When I tackle substantive poems with the intent to try to understand what's great about them, I always look to heavily annotated editions and other criticism to help me get the most out of my novice reading. However, as in art, my favorite work grants immediate pleasure, and more and different enjoyments upon examination.

I believe much of the art currently touted is horrifically superficial and worse, boring. I find myself tiresomely able to predict what will be promoted as "shocking" and/or "edgy."
After all, there really are only so many ways that used tampons, condoms, and bodily excretions can be employed in iconic representations of govermental and religious figures. I'm surprised the approach hasn't run out of steam yet.
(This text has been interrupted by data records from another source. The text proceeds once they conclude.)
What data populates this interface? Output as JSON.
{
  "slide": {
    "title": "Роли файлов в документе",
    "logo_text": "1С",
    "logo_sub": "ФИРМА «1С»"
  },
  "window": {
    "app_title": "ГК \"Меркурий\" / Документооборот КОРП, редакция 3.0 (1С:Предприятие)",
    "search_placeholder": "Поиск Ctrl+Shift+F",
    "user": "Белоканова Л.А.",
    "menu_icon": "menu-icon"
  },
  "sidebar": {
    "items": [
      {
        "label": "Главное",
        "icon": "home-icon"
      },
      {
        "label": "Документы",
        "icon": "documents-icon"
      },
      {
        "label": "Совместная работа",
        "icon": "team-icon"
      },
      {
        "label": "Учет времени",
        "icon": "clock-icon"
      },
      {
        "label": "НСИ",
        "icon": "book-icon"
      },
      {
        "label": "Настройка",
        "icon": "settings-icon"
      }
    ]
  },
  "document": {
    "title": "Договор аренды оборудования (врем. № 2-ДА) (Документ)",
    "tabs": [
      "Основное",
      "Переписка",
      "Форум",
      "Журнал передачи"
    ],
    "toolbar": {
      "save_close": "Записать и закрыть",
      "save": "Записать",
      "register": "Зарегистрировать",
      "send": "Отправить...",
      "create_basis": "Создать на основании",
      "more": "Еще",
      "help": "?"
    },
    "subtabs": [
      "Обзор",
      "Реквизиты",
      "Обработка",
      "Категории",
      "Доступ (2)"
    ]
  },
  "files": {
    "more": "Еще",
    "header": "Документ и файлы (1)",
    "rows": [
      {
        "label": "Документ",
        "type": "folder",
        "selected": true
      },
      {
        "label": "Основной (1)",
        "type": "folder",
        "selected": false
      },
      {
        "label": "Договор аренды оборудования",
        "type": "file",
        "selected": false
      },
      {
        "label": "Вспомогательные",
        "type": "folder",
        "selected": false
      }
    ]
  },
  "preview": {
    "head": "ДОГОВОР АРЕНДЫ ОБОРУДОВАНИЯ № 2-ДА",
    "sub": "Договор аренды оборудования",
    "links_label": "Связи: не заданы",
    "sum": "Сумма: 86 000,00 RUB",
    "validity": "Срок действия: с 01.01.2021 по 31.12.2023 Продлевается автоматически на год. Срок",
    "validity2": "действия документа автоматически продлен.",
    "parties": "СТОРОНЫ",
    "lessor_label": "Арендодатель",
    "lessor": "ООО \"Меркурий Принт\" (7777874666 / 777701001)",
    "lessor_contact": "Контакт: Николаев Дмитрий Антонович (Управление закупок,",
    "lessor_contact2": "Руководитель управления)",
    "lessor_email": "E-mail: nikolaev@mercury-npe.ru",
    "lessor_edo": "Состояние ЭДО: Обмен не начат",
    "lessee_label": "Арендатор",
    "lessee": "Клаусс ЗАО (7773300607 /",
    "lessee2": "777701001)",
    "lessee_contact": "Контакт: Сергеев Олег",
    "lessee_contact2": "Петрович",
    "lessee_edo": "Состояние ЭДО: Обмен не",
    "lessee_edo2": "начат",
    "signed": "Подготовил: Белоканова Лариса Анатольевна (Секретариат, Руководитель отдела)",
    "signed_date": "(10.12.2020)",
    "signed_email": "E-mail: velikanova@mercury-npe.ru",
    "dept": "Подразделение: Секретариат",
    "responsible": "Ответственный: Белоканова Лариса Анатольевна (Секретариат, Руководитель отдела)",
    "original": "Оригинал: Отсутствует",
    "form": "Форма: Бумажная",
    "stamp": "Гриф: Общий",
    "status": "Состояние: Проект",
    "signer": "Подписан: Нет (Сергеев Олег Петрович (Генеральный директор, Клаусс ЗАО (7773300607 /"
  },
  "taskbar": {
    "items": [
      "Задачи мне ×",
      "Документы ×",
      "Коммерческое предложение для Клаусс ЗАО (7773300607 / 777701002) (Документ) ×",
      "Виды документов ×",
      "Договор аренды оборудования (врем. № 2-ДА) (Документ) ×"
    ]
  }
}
I've been yawning for a decade.

Camille Paglia, who I do not always applaud, is releasing a new book, a line-by-line examination of 43 poems. I expect to find her detailed analysis of the poets' language, context, structure, and antecedents enriching and fascinating. I believe reading work that is intitially beyond my comprehension, and certainly my own emulative abilities, is calisthenics for my brain, and should improve the crapola which I am able to produce.

What is obvious in this article, excerpted from the introduction of her book, is her affection and enthusiasm for the form. May she aid its revivification.

I know I said I'd learn to use the condensed links, and I will. I gotta get on the ball with pictures, too.